Tail-Recursive Foldr

Question

I'd like to write a tail-recursive foldr in f#, to take advantage of the tail-recursion optimization and learn more about functional programming.

I've written a tail-recursive foldl, and a foldr that isn't tail-recursive. I thought I could get a tail-recursive foldr by reversing the list fed to the function, then calling my tail recursive foldl on it, but this doesn't work because of the different order the function is supposed to be applied to.

let rec tail_recurse_foldl(list: List<'a>, func:('b -> 'a -> 'b), acc: 'b) =
    match list with 
    | [] -> acc
    | [x] -> func acc x
    | x :: xs -> tail_recurse_foldl(xs, func, func acc x)

and non tail-recursive foldr

let rec foldr(list: List<'a>, func:('a -> 'b -> 'b), acc: 'b) =
    match list with
    | [] -> acc
    | [x] -> func x acc
    | x::xs -> func x (foldr(xs, func, acc))

Answer 1

There are two ways of doing this. An easier one is just to reverse the list (which is a tail-recursive operation) and then run fold from the left.
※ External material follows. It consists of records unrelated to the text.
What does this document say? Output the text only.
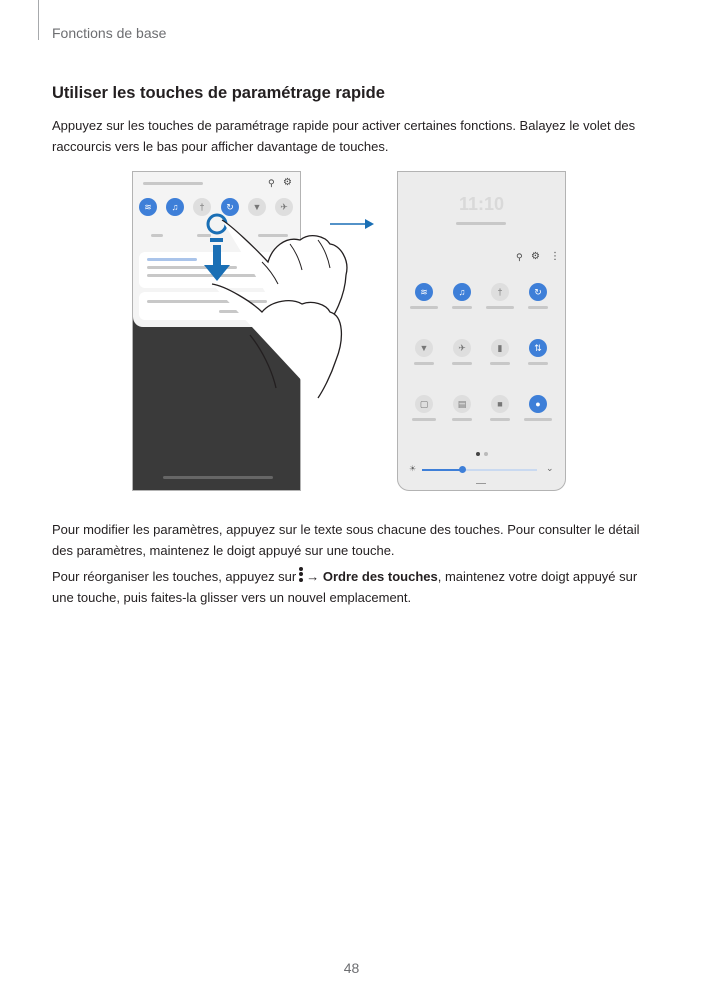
Fonctions de base
Utiliser les touches de paramétrage rapide

Appuyez sur les touches de paramétrage rapide pour activer certaines fonctions. Balayez le volet des raccourcis vers le bas pour afficher davantage de touches.

⚲ ⚙
≋	♫	†	↻	▼	✈	11:10
⚲ ⚙ ⋮
≋	♫	†	↻
▼	✈	▮	⇅
▢	▤	■	●
☀	⌄

Pour modifier les paramètres, appuyez sur le texte sous chacune des touches. Pour consulter le détail des paramètres, maintenez le doigt appuyé sur une touche.

Pour réorganiser les touches, appuyez sur → Ordre des touches, maintenez votre doigt appuyé sur une touche, puis faites-la glisser vers un nouvel emplacement.

48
A more sophisticated one is to use continuation-passing style.

In the continuation-based version, you add an extra argument, continuation which is a function that should be called once the processing of the list finishes (so that you can put the func call inside this continuation, rather than having it on the stack).

let rec foldr(list: List<'a>, func:('a -> 'b -> 'b), acc: 'b, cont:'b -> 'b) =
    match list with
    | [] -> cont acc
    | x::xs -> foldr(xs, func, acc, fun r -> cont (func x r))

When we get an empty list, we just call the continuation with the initial state acc. When you have non-empty list, we call foldr (tail-)recursively and give it a continuation that will run func on the result and then report the final aggregated value using its own cont call.